Humanitarians cannot stop natural disasters from happening. But they can prevent severe damage and prepare communities to be resilient in the face of these disasters. That’s where urban planners come in.

They can help to analyze and set up the best possible structures to prevent the impact of natural disasters. They also help to plan emergency escape routes. Further, they can help to improve the built environment in a community, preventing violence and increasing the sense of community.

5. Development Officer

Fundraising is essential for most NGOs. That’s why development officers are so crucial for humanitarian organizations. They work on partnerships with other organizations, raise funds, write proposals, and compete for funds. Without them, it would be hard for organizations to stay afloat!

6. Radio Operations Specialist

In the age of the internet, it might be weird to think that a radio operations specialist might be in demand. But in disaster-affected zones or conflict countries, it might be hard to access the internet. Often, the only way for information to reach these areas is via the radio.

Radio operations specialists make sure that humanitarians can stay connected in complex environments.

What NGOs are looking for in a Humanitarian Aid Worker

7. Artist

More and more research shows that art and culture are essential for human well-being. That’s why some organizations might hire artists to work with communities. They do so to build resilience, increase social networks, improve the sense of belonging, and so forth.

Artists are also in demand when it comes to working in post-conflict areas. Art can have a therapeutic effect on survivors of violence. Further, artists can help to deliver critical messages to populations that are illiterate and make information more accessible for all.

8. Innovation Manager

The humanitarian field, just like any other, is continuously evolving. Someone needs to manage this constant change. Innovation managers evaluate new proposals, look for funding to test innovative strategies, and channel emerging technologies.

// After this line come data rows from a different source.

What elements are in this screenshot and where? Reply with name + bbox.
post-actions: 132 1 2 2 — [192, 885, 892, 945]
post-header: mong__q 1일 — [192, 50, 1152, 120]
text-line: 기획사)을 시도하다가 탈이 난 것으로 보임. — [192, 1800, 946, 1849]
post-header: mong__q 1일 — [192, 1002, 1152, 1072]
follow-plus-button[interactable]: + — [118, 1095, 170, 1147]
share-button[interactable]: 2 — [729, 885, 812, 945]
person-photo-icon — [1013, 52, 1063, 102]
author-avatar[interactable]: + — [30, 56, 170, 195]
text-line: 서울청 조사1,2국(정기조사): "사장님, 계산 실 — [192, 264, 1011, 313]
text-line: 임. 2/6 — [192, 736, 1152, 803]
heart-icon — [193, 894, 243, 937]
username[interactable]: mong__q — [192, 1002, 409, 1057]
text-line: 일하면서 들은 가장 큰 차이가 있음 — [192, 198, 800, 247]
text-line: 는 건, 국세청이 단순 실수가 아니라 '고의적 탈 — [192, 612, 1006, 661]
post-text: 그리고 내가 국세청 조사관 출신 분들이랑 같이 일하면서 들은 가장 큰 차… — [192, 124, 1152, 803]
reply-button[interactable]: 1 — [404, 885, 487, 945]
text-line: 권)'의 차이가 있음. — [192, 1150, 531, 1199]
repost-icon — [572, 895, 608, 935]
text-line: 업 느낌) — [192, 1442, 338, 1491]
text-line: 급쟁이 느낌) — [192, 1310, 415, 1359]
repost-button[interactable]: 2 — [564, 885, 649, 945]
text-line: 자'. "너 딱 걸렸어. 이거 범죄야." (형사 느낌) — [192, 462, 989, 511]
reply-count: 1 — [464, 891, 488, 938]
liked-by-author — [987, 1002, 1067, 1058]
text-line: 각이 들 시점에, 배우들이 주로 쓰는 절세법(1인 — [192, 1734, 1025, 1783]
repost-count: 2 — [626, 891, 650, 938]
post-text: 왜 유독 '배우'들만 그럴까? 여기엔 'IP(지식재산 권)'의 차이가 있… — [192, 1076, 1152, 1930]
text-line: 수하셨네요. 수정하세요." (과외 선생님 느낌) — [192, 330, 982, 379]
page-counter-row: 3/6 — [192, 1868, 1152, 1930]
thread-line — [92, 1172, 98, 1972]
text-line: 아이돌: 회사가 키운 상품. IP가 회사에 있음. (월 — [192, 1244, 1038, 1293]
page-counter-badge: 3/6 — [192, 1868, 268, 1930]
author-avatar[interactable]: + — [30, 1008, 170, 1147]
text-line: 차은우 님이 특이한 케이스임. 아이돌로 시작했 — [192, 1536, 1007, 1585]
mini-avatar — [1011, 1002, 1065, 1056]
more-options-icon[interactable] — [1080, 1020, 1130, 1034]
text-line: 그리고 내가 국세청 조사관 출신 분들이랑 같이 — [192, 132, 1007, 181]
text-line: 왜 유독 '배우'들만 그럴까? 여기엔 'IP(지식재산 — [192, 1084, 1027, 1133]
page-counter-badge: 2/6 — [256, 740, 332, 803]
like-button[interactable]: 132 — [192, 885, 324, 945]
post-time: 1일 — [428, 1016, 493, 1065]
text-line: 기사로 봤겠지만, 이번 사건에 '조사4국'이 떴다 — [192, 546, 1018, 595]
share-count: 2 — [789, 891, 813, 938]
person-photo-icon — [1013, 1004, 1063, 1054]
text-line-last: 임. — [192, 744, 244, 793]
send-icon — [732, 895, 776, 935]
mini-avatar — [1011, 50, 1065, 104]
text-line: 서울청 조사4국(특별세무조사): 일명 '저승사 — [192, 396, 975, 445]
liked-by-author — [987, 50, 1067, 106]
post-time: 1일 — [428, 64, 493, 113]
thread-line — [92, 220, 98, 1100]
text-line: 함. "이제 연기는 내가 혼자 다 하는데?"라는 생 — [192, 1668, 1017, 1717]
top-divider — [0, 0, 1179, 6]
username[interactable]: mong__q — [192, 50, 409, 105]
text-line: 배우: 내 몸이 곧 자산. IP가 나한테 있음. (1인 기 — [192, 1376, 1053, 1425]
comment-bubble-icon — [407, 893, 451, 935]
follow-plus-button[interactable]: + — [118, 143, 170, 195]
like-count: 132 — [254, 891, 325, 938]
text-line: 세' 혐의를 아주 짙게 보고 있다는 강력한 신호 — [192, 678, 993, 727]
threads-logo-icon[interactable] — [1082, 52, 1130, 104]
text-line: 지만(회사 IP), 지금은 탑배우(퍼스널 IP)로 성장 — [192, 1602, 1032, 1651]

This exciting opportunity is growing in the humanitarian field. More organizations are seeing the need to ensure a managed structure for innovative practices. Since mistakes in the humanitarian field are incredibly costly, it’s also a job with a high level of responsibility.

9. Construction Worker

Construction might seem like an incredible job in the humanitarian field. But plenty of organizations build schools, shelter, refugee camps, and other structures as part of their work. So construction worker becomes an essential part of the humanitarian team. This is particularly true in the aftermath of destructive natural disasters or conflict.